THINK: The team had to lead the way in terms of thinking around new content formats, new consumer interest areas and content opportunities for Unilever.

  1. Set up systems of Digital Excellence Mandatories – Core creative inputs that would promise to increase ROI in double digits depending on channel: Helped Unilever unlearn and re-learn

  2. Huge Step-up in Digital Capabilities – 30 Meta-learnings on emergent areas like Brand Purpose, Voice, New to the world digital tools etc. defined and shaped our communication agenda and strategy: We used AI tools extensively to save the grunt and inspire.

  3. Introduce new Content areas underexplored by industry – One Example is Last Mile Content, which was presented at the MRS earlier in 2019

LAND AT SCALE: In a large organisation, thinking is not enough. We need to carry stakeholders with us and help the entire organisation raise the bar.

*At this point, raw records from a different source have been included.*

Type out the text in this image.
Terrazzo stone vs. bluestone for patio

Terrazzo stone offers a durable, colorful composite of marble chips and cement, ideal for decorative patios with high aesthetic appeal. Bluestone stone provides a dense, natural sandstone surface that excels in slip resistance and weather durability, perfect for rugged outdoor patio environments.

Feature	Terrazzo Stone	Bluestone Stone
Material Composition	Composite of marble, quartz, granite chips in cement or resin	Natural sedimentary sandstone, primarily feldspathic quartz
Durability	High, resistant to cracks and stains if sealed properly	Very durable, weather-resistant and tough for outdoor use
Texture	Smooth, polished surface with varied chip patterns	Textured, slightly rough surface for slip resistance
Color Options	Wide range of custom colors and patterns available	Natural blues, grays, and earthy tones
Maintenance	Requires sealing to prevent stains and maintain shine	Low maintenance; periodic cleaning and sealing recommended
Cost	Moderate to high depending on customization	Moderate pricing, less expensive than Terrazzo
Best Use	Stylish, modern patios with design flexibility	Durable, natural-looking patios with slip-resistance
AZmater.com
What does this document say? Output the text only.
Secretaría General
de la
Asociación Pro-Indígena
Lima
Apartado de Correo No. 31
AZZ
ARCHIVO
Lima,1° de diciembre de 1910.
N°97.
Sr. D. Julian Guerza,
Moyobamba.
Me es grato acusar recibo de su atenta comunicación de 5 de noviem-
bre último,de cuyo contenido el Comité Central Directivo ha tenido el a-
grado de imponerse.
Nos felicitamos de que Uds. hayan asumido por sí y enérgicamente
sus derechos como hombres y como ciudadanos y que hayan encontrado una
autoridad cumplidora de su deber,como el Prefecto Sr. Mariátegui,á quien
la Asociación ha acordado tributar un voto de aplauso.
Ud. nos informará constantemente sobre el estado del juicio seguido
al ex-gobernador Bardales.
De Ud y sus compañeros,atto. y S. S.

  • 300 Plus learning points across the organization to upskill the organization in one year

  • Using and implementing Artificial Intelligence tools across the organization across the creative cycle – scouting and developing themes with tools like MachineVantage and other advanced AI applications, using chatbots to engage consumers and testing.

  • New and innovative tools to story tell, replacing many PowerPoint with Live Dashboards, Touchcasts, Powtoons, Filmora etc.

  • Setting up an online Digital Monitoring system across 582 global data pipes in the span of one year to set up a data ecosystem.

  • Roll out 25+ global Creativity training for marketers covering all senior level marketers in 2018 to showcase Smart creativity- allowing people to engage at scale.

  • Presence in ‘Digital Hubs’ to create dynamic insights for dynamic content with close to real time insight support

  • We moved ALL Pre-tests we did to Live Testing/Live Optimization, and the entire creative testing suite of Unilever is now built on AI and Live consumer feedback.

CREATE IMPACT:

Our aired asset universe across brands is a magnitude of many thousands of assets annually, and in this context, we have successfully raised the bar on a large base:

  • Unilever has won Marketer of the Year for the Effies in 2018 and 2019, linked to our performance metrics and the ability of our creative quality to drive them. 
  • Unilever Branded Creative Impact is more than competition and continues to grow (our ad-spends worked much harder in market)

  • Almost 80% of our creative development tools at the end of 2019 were ‘agile’(AI enabled, faster or more impactful)

  • Digital Quality in Unilever by end 2019 has improved across multiple creative metrics with many new experiments proving successful. Digital guidelines adherence has tripled in three quarters.